沒辦法不緊張啊,畫符的門道他是懂不少,可真正畫這東西還是頭一次,瘦楊倒是個畫符的行家,可他些符管不管用只有天知道,反正多半都是矇事兒。
今天這符是必須要畫成的,否則拿什麼做本錢跟土地廟裡的那位大仙兒談判?
這也就是機緣巧合開了道竅,體內開始煉精化氣,眉眼間能引渡一絲天地靈氣,許長生覺得自己可以試試。
萬一失敗怎麼辦?許長生早有算計,裡面這位大仙兒雖然跑到關內胡作非爲,卻終究不敢真正傷人,說不得自己到時候厚起臉皮跟對方談一談。

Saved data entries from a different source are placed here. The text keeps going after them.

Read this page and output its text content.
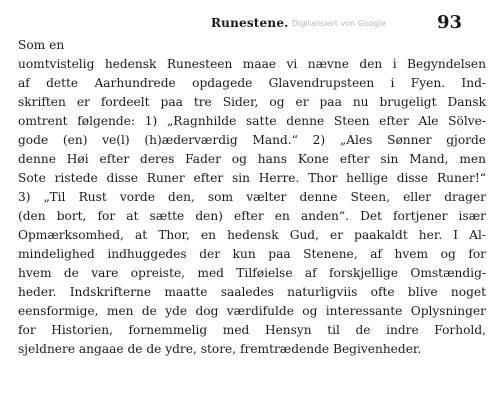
Runestene. Digitalisiert von Google	93
Som en
uomtvistelig hedensk Runesteen maae vi nævne den i Begyndelsen
af dette Aarhundrede opdagede Glavendrupsteen i Fyen. Ind-
skriften er fordeelt paa tre Sider, og er paa nu brugeligt Dansk
omtrent følgende: 1) „Ragnhilde satte denne Steen efter Ale Sölve-
gode (en) ve(l) (h)æderværdig Mand.“ 2) „Ales Sønner gjorde
denne Høi efter deres Fader og hans Kone efter sin Mand, men
Sote ristede disse Runer efter sin Herre. Thor hellige disse Runer!“
3) „Til Rust vorde den, som vælter denne Steen, eller drager
(den bort, for at sætte den) efter en anden“. Det fortjener især
Opmærksomhed, at Thor, en hedensk Gud, er paakaldt her. I Al-
mindelighed indhuggedes der kun paa Stenene, af hvem og for
hvem de vare opreiste, med Tilføielse af forskjellige Omstændig-
heder. Indskrifterne maatte saaledes naturligviis ofte blive noget
eensformige, men de yde dog værdifulde og interessante Oplysninger
for Historien, fornemmelig med Hensyn til de indre Forhold,
sjeldnere angaae de de ydre, store, fremtrædende Begivenheder.
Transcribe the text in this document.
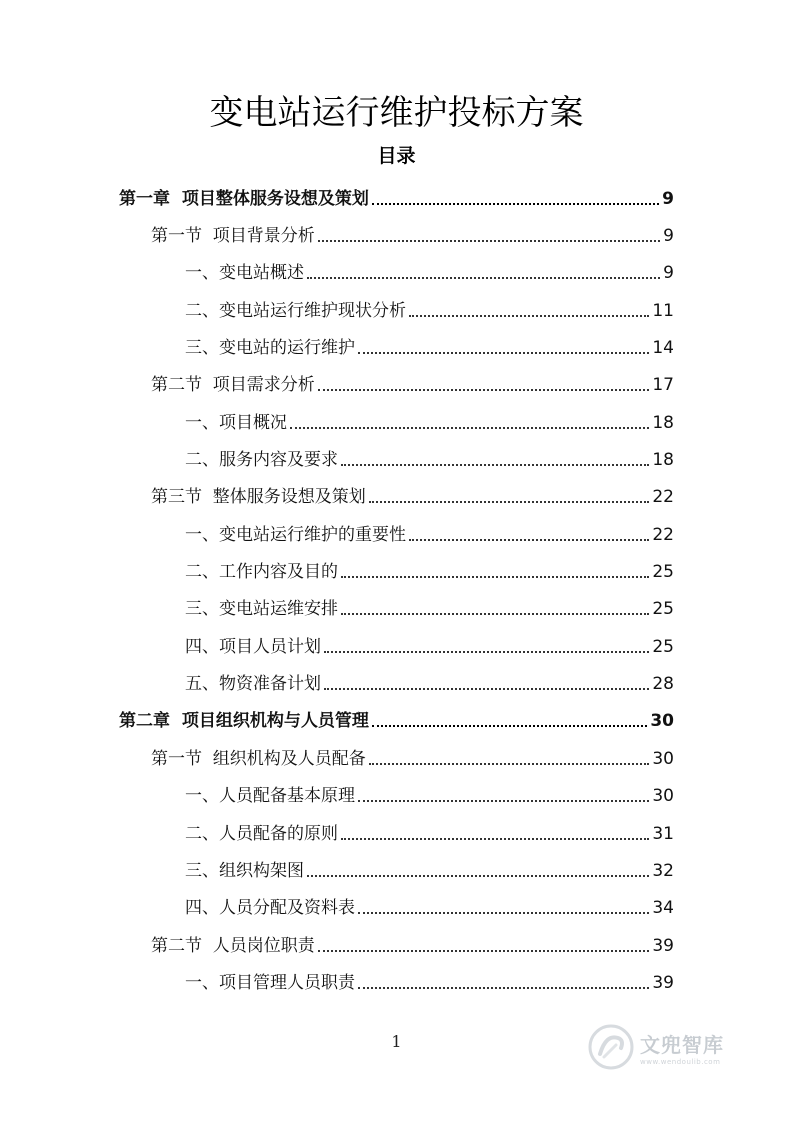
变电站运行维护投标方案
目录
第一章  项目整体服务设想及策划	9
第一节  项目背景分析	9
一、变电站概述	9
二、变电站运行维护现状分析	11
三、变电站的运行维护	14
第二节  项目需求分析	17
一、项目概况	18
二、服务内容及要求	18
第三节  整体服务设想及策划	22
一、变电站运行维护的重要性	22
二、工作内容及目的	25
三、变电站运维安排	25
四、项目人员计划	25
五、物资准备计划	28
第二章  项目组织机构与人员管理	30
第一节  组织机构及人员配备	30
一、人员配备基本原理	30
二、人员配备的原则	31
三、组织构架图	32
四、人员分配及资料表	34
第二节  人员岗位职责	39
一、项目管理人员职责	39
1	文兜智库
www.wendoulib.com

就是不知對方是胡、常、黃、白中的哪一家,若是胡黃這樣的文仙還好,遇到常白這種武仙就有些麻煩了,若自己不展露兩手,就算能談也得落在下風,最後要做出很大讓步。
“老瘋子說過,修道人有的悶頭兒練上幾十年,把命功練到了小說中武林高手的程度也開不得道竅;我現在道竅打開,已經算是半個高人,就算修爲尚淺,畫幾張護身的符咒難道還不成麼?”
許長生給自己鼓了鼓勁兒,緩緩下筆。
王強忽然停下腳步,圈兒也不轉了,死死盯着許長生的筆尖。
一直到現在,王強依然對畫符這種傳說中的事物存有極大的疑慮。
其實畫符說難也不難,新華書店出售的道書上都有記載、甚至是百度都能搜出好多符菉圖樣,可是說難也極難。
首先找到的符樣必須要正確,鬼畫符完全沒用,而且就算找到真正的符籙圖樣,要畫成也非一年半載的功夫,要將符籙的畫法完全吃進心裡,像熟悉自己的身體一樣熟悉它,然後還要一氣呵成,不可有絲毫偏差,如此畫出的符籙能不能起作用還得看運氣。

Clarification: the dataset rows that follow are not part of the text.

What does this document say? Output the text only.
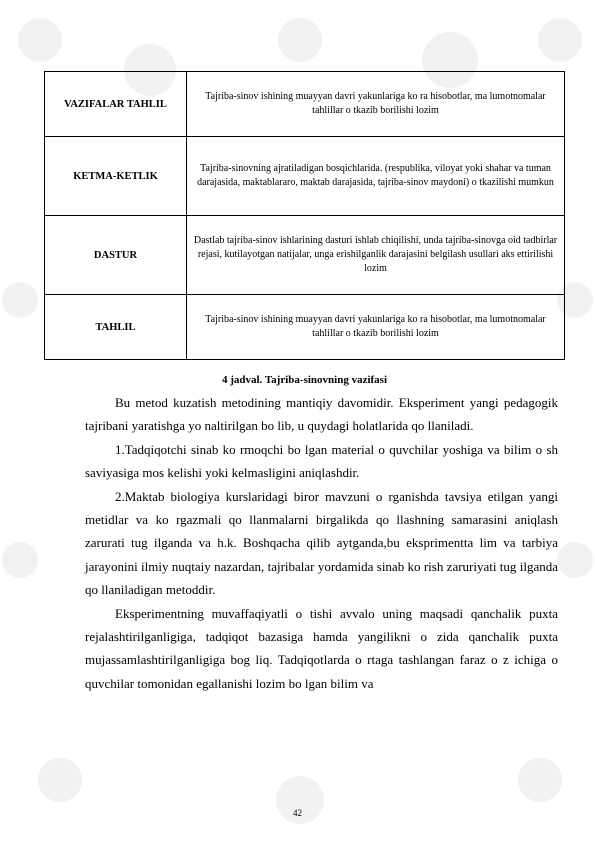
VAZIFALAR TAHLIL	Tajriba-sinov ishining muayyan davri yakunlariga ko ra hisobotlar, ma lumotnomalar tahlillar o tkazib borilishi lozim
KETMA-KETLIK	Tajriba-sinovning ajratiladigan bosqichlarida. (respublika, viloyat yoki shahar va tuman darajasida, maktablararo, maktab darajasida, tajriba-sinov maydoni) o tkazilishi mumkun
DASTUR	Dastlab tajriba-sinov ishlarining dasturi ishlab chiqilishi, unda tajriba-sinovga oid tadbirlar rejasi, kutilayotgan natijalar, unga erishilganlik darajasini belgilash usullari aks ettirilishi lozim
TAHLIL	Tajriba-sinov ishining muayyan davri yakunlariga ko ra hisobotlar, ma lumotnomalar tahlillar o tkazib borilishi lozim
4 jadval. Tajriba-sinovning vazifasi

Bu metod kuzatish metodining mantiqiy davomidir. Eksperiment yangi pedagogik tajribani yaratishga yo naltirilgan bo lib, u quydagi holatlarida qo llaniladi.

1.Tadqiqotchi sinab ko rmoqchi bo lgan material o quvchilar yoshiga va bilim o sh saviyasiga mos kelishi yoki kelmasligini aniqlashdir.

2.Maktab biologiya kurslaridagi biror mavzuni o rganishda tavsiya etilgan yangi metidlar va ko rgazmali qo llanmalarni birgalikda qo llashning samarasini aniqlash zarurati tug ilganda va h.k. Boshqacha qilib aytganda,bu eksprimenttа lim va tarbiya jarayonini ilmiy nuqtaiy nazardan, tajribalar yordamida sinab ko rish zaruriyati tug ilganda qo llaniladigan metoddir.

Eksperimentning muvaffaqiyatli o tishi avvalo uning maqsadi qanchalik puxta rejalashtirilganligiga, tadqiqot bazasiga hamda yangilikni o zida qanchalik puxta mujassamlashtirilganligiga bog liq. Tadqiqotlarda o rtaga tashlangan faraz o z ichiga o quvchilar tomonidan egallanishi lozim bo lgan bilim va

42
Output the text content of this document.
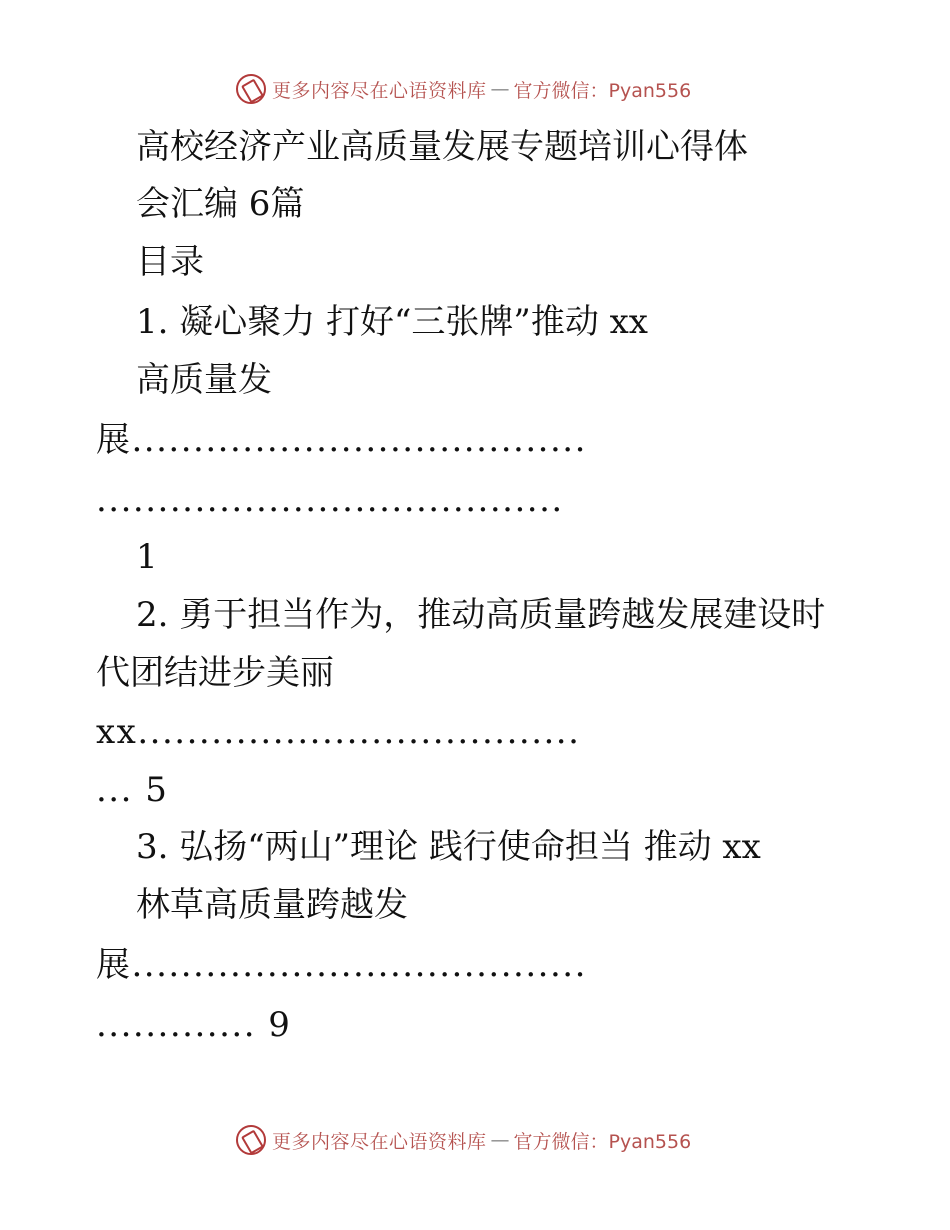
更多内容尽在心语资料库 — 官方微信：Pyan556
高校经济产业高质量发展专题培训心得体
会汇编 6篇
目录
1. 凝心聚力 打好“三张牌”推动 xx
高质量发
展.....................................
......................................
1
2. 勇于担当作为，推动高质量跨越发展建设时
代团结进步美丽
xx....................................
... 5
3. 弘扬“两山”理论 践行使命担当 推动 xx
林草高质量跨越发
展.....................................
............. 9
更多内容尽在心语资料库 — 官方微信：Pyan556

如果不是真正性命交修的玄門正宗,就得拿出達芬奇畫雞蛋的毅力來學習這門功課,成功的機率就跟十萬名畫家中出了個達芬奇一樣。
許長生走遍江湖,像瘦楊這樣的江湖‘大師’也不知道認識了多少,還真沒見過幾張靈符,多半的符菉都只是起到個心理安慰作用而已;可是這一次,他想要成功畫出靈符來!

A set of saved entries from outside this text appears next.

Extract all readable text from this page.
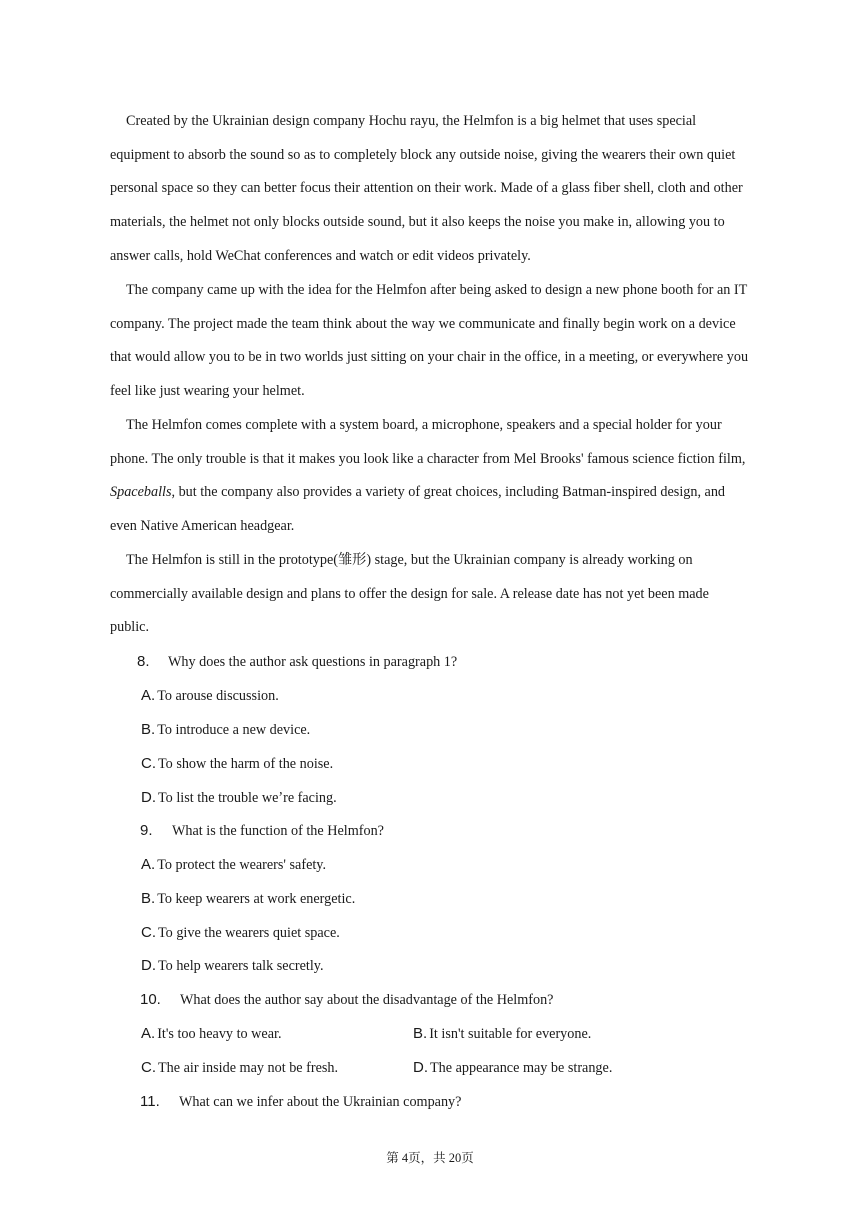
Created by the Ukrainian design company Hochu rayu, the Helmfon is a big helmet that uses special equipment to absorb the sound so as to completely block any outside noise, giving the wearers their own quiet personal space so they can better focus their attention on their work. Made of a glass fiber shell, cloth and other materials, the helmet not only blocks outside sound, but it also keeps the noise you make in, allowing you to answer calls, hold WeChat conferences and watch or edit videos privately.

The company came up with the idea for the Helmfon after being asked to design a new phone booth for an IT company. The project made the team think about the way we communicate and finally begin work on a device that would allow you to be in two worlds just sitting on your chair in the office, in a meeting, or everywhere you feel like just wearing your helmet.

The Helmfon comes complete with a system board, a microphone, speakers and a special holder for your phone. The only trouble is that it makes you look like a character from Mel Brooks' famous science fiction film, Spaceballs, but the company also provides a variety of great choices, including Batman-inspired design, and even Native American headgear.

The Helmfon is still in the prototype(雏形) stage, but the Ukrainian company is already working on commercially available design and plans to offer the design for sale. A release date has not yet been made public.

8. Why does the author ask questions in paragraph 1?
A. To arouse discussion.
B. To introduce a new device.
C. To show the harm of the noise.
D. To list the trouble weʼre facing.
9. What is the function of the Helmfon?
A. To protect the wearers' safety.
B. To keep wearers at work energetic.
C. To give the wearers quiet space.
D. To help wearers talk secretly.
10. What does the author say about the disadvantage of the Helmfon?
A. It's too heavy to wear.	B. It isn't suitable for everyone.
C. The air inside may not be fresh.	D. The appearance may be strange.
11. What can we infer about the Ukrainian company?
第 4页，共 20页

倚仗的就是已經打開了道竅,能夠引渡一絲天地靈氣入體。雖說許長生此時只是機緣巧合開了道竅,修性修命的功夫基本等於零,體內十二正經、奇經八脈都未曾得到鍛鍊,光憑那股神秘的暖流還無法完美融合天地靈氣、更別說引動陰陽二氣、五行能量畫成威力巨大的法符了。可是道竅一開,他的注意力、記憶力、精力都是常人十倍以上!
在心中回憶了幾遍‘驅邪符’的畫法後,許長生筆走龍蛇,在眨眼之間,就畫成了一張筆劃蜿蜒古怪,其中還有許多神秘符號的符籙。
“這麼快!”
見許長生只用一筆,就畫成如此複雜的符籙。王強不覺瞪圓了雙眼。
在他看來,這張入門級的驅邪符已經比女兒做的奧數題還要複雜了。
“符籙之道,勿可偏失,也就是容不得半點偏差,所以只能一氣呵成。我再畫一張,你以旁觀者的角度來觀察,看看有沒有偏差,如果沒有,方可應用!”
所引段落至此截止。